Look here, my throat
is the chalice of Brahma;
A dove and a lion on my shoulders
I am the childhood of the future
the badam tree that has lived seven lives
I am the alphabet.
7
I do not believe in borders.
No fortresses can stop those
who move from birth to birth.
We were in the past
We will be in the future.
Infinity is ever fresh,
fresh as well, the Moon.
O, mind that's restless inside the body
like a child on its mother's lap,
go from small attachments
to bigger ones.
Go to the place that has no directions.
Consciousness has no borders
outside the senses.
Endless is the sunlight of the jeevanamukta.
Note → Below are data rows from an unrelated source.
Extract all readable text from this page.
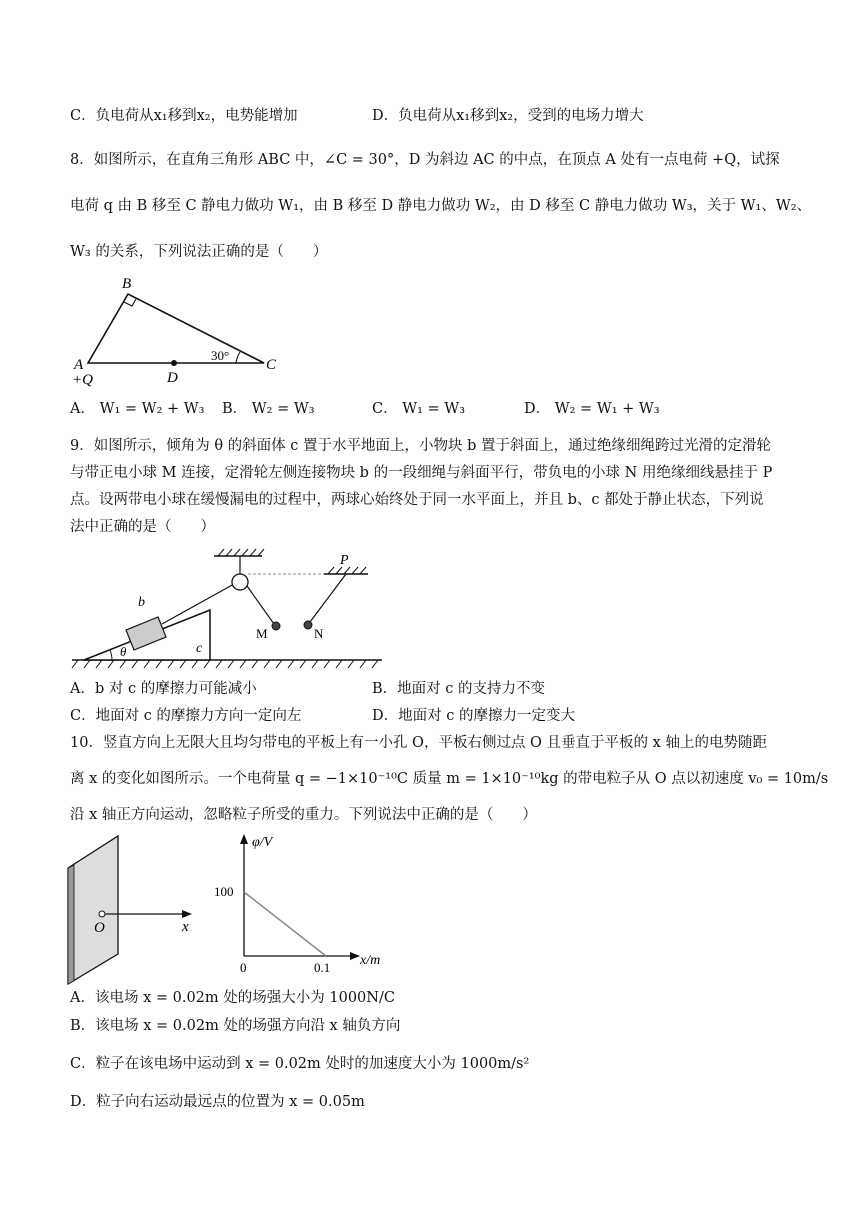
C．负电荷从x₁移到x₂，电势能增加	D．负电荷从x₁移到x₂，受到的电场力增大
8．如图所示，在直角三角形 ABC 中，∠C = 30°，D 为斜边 AC 的中点，在顶点 A 处有一点电荷 +Q，试探
电荷 q 由 B 移至 C 静电力做功 W₁，由 B 移至 D 静电力做功 W₂，由 D 移至 C 静电力做功 W₃，关于 W₁、W₂、
W₃ 的关系，下列说法正确的是（　　）
B
A	C
D
+Q
30°
A． W₁ = W₂ + W₃ B． W₂ = W₃	C． W₁ = W₃	D． W₂ = W₁ + W₃
9．如图所示，倾角为 θ 的斜面体 c 置于水平地面上，小物块 b 置于斜面上，通过绝缘细绳跨过光滑的定滑轮
与带正电小球 M 连接，定滑轮左侧连接物块 b 的一段细绳与斜面平行，带负电的小球 N 用绝缘细线悬挂于 P
点。设两带电小球在缓慢漏电的过程中，两球心始终处于同一水平面上，并且 b、c 都处于静止状态，下列说
法中正确的是（　　）
b
c
θ
M	N
P
A．b 对 c 的摩擦力可能减小	B．地面对 c 的支持力不变
C．地面对 c 的摩擦力方向一定向左	D．地面对 c 的摩擦力一定变大
10．竖直方向上无限大且均匀带电的平板上有一小孔 O，平板右侧过点 O 且垂直于平板的 x 轴上的电势随距
离 x 的变化如图所示。一个电荷量 q = −1×10⁻¹⁰C 质量 m = 1×10⁻¹⁰kg 的带电粒子从 O 点以初速度 v₀ = 10m/s
沿 x 轴正方向运动，忽略粒子所受的重力。下列说法中正确的是（　　）
O	x
φ/V
x/m
0
100
0.1
A．该电场 x = 0.02m 处的场强大小为 1000N/C
B．该电场 x = 0.02m 处的场强方向沿 x 轴负方向
C．粒子在该电场中运动到 x = 0.02m 处时的加速度大小为 1000m/s²
D．粒子向右运动最远点的位置为 x = 0.05m
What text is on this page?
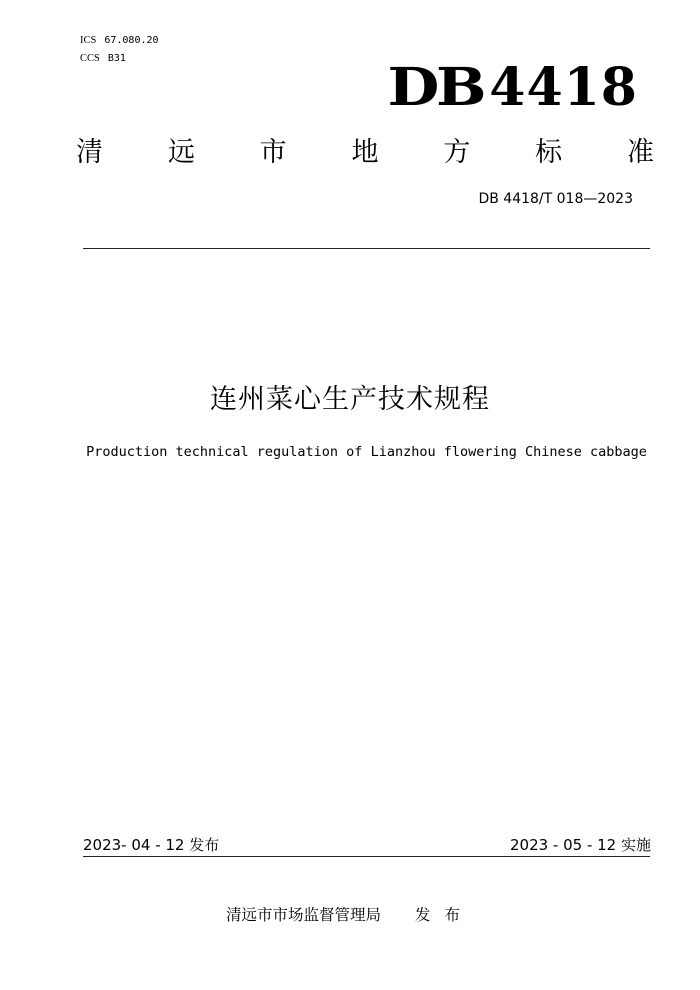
ICS 67.080.20
CCS B31	DB 4418
清 远 市 地 方 标 准
DB 4418/T 018—2023
连州菜心生产技术规程
Production technical regulation of Lianzhou flowering Chinese cabbage
2023- 04 - 12 发布	2023 - 05 - 12 实施
清远市市场监督管理局 发布
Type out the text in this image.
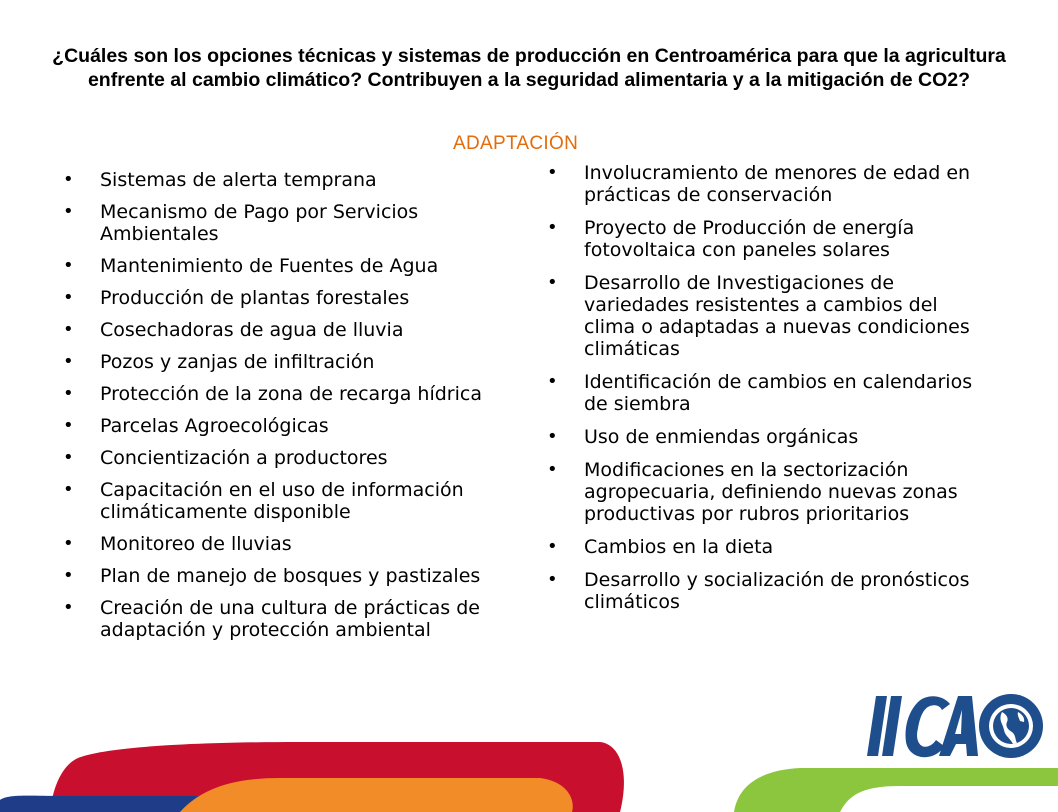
¿Cuáles son los opciones técnicas y sistemas de producción en Centroamérica para que la agricultura enfrente al cambio climático? Contribuyen a la seguridad alimentaria y a la mitigación de CO2?
ADAPTACIÓN
• Sistemas de alerta temprana
• Mecanismo de Pago por Servicios Ambientales
• Mantenimiento de Fuentes de Agua
• Producción de plantas forestales
• Cosechadoras de agua de lluvia
• Pozos y zanjas de infiltración
• Protección de la zona de recarga hídrica
• Parcelas Agroecológicas
• Concientización a productores
• Capacitación en el uso de información climáticamente disponible
• Monitoreo de lluvias
• Plan de manejo de bosques y pastizales
• Creación de una cultura de prácticas de adaptación y protección ambiental
• Involucramiento de menores de edad en prácticas de conservación
• Proyecto de Producción de energía fotovoltaica con paneles solares
• Desarrollo de Investigaciones de variedades resistentes a cambios del clima o adaptadas a nuevas condiciones climáticas
• Identificación de cambios en calendarios de siembra
• Uso de enmiendas orgánicas
• Modificaciones en la sectorización agropecuaria, definiendo nuevas zonas productivas por rubros prioritarios
• Cambios en la dieta
• Desarrollo y socialización de pronósticos climáticos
Farewell to the vain mornings
where blood-stench blooms
Farewell to the rains of history
that taste of gunpowder.
Come back, vineyards,
Come back my lambs,
sparrows, lotus ponds:
the Infinite calls
from within the sand grain.
*Lal Ded (Lalleswari, Lalla Arifa) 14th Century Kashmiri Saint Poetess. According to legend she was born in a Brahmin family of Osempore; she changed her name to 'Padmavati' after marriage. Unable to stand the taunts and torments of her in-laws, she left home and learnt philosophy from Siddhas (like Sreekanta) and Sufis (like Nandrshi, Mir Sayyed Ali Hamadomi, Hasrat Sayeed Husain Samnani), challenged rituals, castes and religions, became a naked Saivite saint and wandered chanting her vakhs. Here the poet imagines Lal Ded commenting on borders from the besieged Kashmir of today.